La voix de Tom recouvra un ton apaisant et, pour accompagner ses paroles, il posa sa main sur celle d’Alexis, entremêlant timidement leurs doigts, sans même oser le regarder droit dans les yeux. Il se sentait un peu honteux de son comportement, de l’avoir provoqué ainsi pour finalement se rétracter, gêné par son audace. Il n’y avait que lui pour passer d’une personnalité à une autre, pour transformer le majestueux tigre qu’il avait au fond de lui en un adorable chaton, et d’agir comme si de rien n’était. C’était si absurde, mais Alexis le trouvait toujours aussi surprenant et il l’aimait pour ça.

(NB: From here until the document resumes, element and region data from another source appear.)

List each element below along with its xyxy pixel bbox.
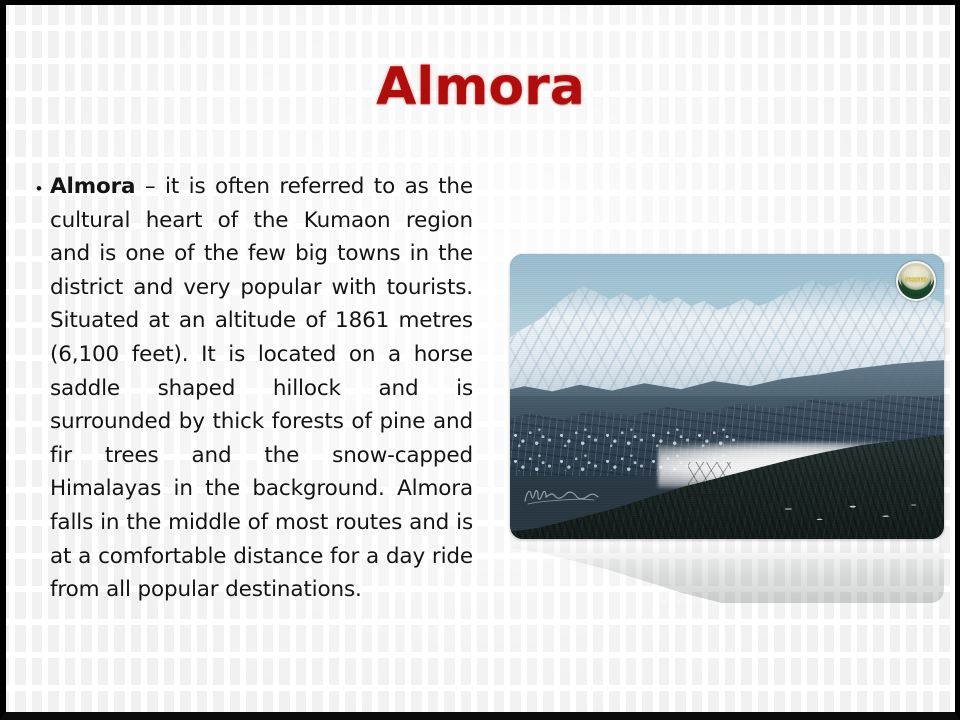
photo-brand-logo: PHOTO [896, 261, 936, 301]
bullet-icon: • [28, 170, 50, 206]
bullet-paragraph: Almora – it is often referred to as the … [50, 170, 473, 607]
slide-frame: Almora • Almora – it is often referred t… [0, 0, 960, 720]
photo-container: PHOTO [510, 254, 944, 539]
list-item: • Almora – it is often referred to as th… [28, 170, 473, 607]
lead-term: Almora [50, 174, 135, 199]
body-text: – it is often referred to as the cultura… [50, 174, 473, 602]
photo-bare-tree [688, 462, 731, 539]
himalaya-photo: PHOTO [510, 254, 944, 539]
slide-canvas: Almora • Almora – it is often referred t… [6, 5, 955, 712]
photo-brand-logo-text: PHOTO [898, 278, 934, 284]
body-content-block: • Almora – it is often referred to as th… [28, 170, 473, 607]
page-title: Almora [6, 57, 955, 117]
photo-hillside-houses [757, 493, 931, 533]
signature-watermark [522, 485, 600, 505]
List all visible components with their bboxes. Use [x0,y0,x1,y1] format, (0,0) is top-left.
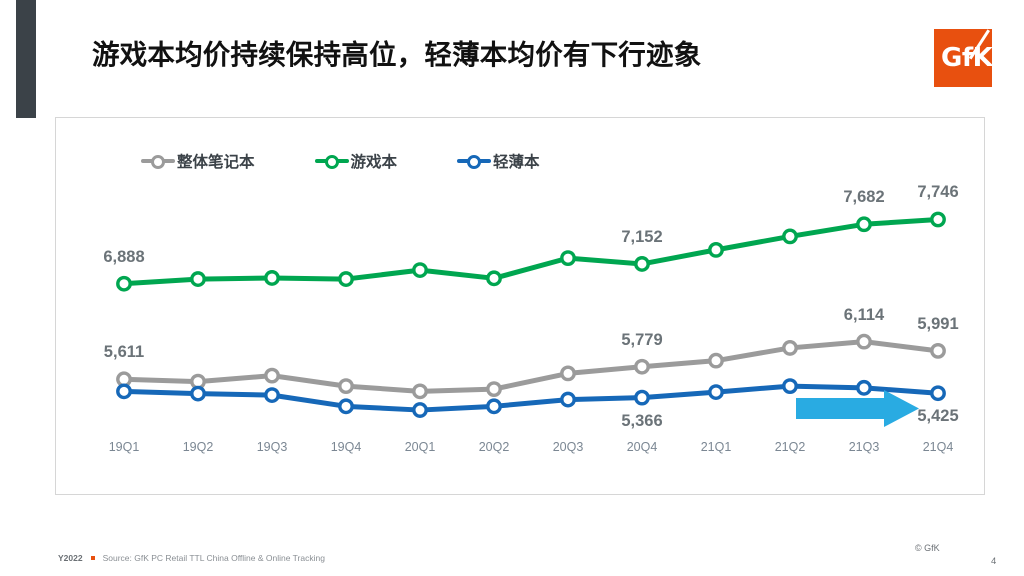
footer-source: Y2022 Source: GfK PC Retail TTL China Of… [58,553,325,563]
data-point[interactable] [562,252,574,264]
chart-container: 整体笔记本游戏本轻薄本 5,6115,7796,1145,9916,8887,1… [55,117,985,495]
data-point[interactable] [562,393,574,405]
x-axis-tick-label: 20Q2 [479,440,510,454]
footer-year: Y2022 [58,553,83,563]
series-1 [118,213,944,290]
data-point[interactable] [488,383,500,395]
data-point[interactable] [858,218,870,230]
data-point[interactable] [414,385,426,397]
data-point[interactable] [192,387,204,399]
data-point[interactable] [784,230,796,242]
data-point[interactable] [340,380,352,392]
data-point[interactable] [118,385,130,397]
downward-trend-arrow-icon [796,390,919,427]
data-point[interactable] [784,342,796,354]
data-point[interactable] [414,404,426,416]
footer-copyright: © GfK [915,543,940,553]
x-axis-tick-label: 19Q4 [331,440,362,454]
data-point[interactable] [710,386,722,398]
x-axis-tick-label: 19Q3 [257,440,288,454]
series-line [124,342,938,392]
data-point[interactable] [414,264,426,276]
x-axis-tick-label: 21Q4 [923,440,954,454]
data-point[interactable] [562,367,574,379]
data-point[interactable] [266,389,278,401]
gfk-logo: GfK [934,29,992,87]
title-accent-bar [16,0,36,118]
data-point[interactable] [710,354,722,366]
footer-page-number: 4 [991,556,996,567]
footer-source-text: Source: GfK PC Retail TTL China Offline … [103,553,325,563]
footer-bullet-icon [91,556,95,560]
x-axis-tick-label: 20Q4 [627,440,658,454]
data-point[interactable] [932,213,944,225]
data-point[interactable] [636,258,648,270]
data-point[interactable] [266,369,278,381]
data-point[interactable] [488,272,500,284]
data-point[interactable] [488,400,500,412]
data-point[interactable] [340,400,352,412]
x-axis-tick-label: 19Q1 [109,440,140,454]
data-point[interactable] [932,387,944,399]
page-title: 游戏本均价持续保持高位，轻薄本均价有下行迹象 [92,38,892,71]
x-axis-tick-label: 21Q1 [701,440,732,454]
data-point[interactable] [858,335,870,347]
data-point[interactable] [118,278,130,290]
data-point[interactable] [636,391,648,403]
x-axis-labels: 19Q119Q219Q319Q420Q120Q220Q320Q421Q121Q2… [56,440,986,464]
x-axis-tick-label: 20Q1 [405,440,436,454]
x-axis-tick-label: 21Q3 [849,440,880,454]
data-point[interactable] [192,273,204,285]
gfk-logo-text: GfK [941,43,992,73]
data-point[interactable] [340,273,352,285]
data-point[interactable] [784,380,796,392]
data-point[interactable] [266,272,278,284]
data-point[interactable] [636,361,648,373]
x-axis-tick-label: 20Q3 [553,440,584,454]
data-point[interactable] [710,244,722,256]
x-axis-tick-label: 19Q2 [183,440,214,454]
series-line [124,219,938,283]
x-axis-tick-label: 21Q2 [775,440,806,454]
data-point[interactable] [932,345,944,357]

Il y avait tant de raisons pour lesquelles Alexis aimait Tom, et autant qui faisaient que Tom l’aimait en retour, qu’il leur était parfois difficile de les expliquer avec des mots. L’un n’était pas le plus doué pour exprimer ses sentiments ou même de comprendre ceux des autres, en particulier ceux de son petit ami, qui lui, préférait tout enfouir au fond de lui et en exprimer le moins possible, par peur de se montrer vulnérable. Il y avait alors parfois des malentendus et des non-dits, engendrant beaucoup de maladresse entre eux. À défaut de se confesser, Tom et Alexis avaient trouvé le parfait compromis : démontrer l’amour qu’ils éprouvaient l’un pour l’autre non pas par des mots, mais par de simples gestes.
Ainsi, une fois l’atmosphère revenue à la normale et leurs ardeurs calmées, Alexis serra la main de Tom plus fort dans la sienne, comme pour s'assurer qu’il ne s’en irait jamais et le garder auprès de lui.
— Bon, tu voulais m’dire quelque chose, non ?
Désemparé, Tom se détacha aussitôt de l’emprise d’Alexis, affichant une grimace qui déforma son visage, d’habitude impassible.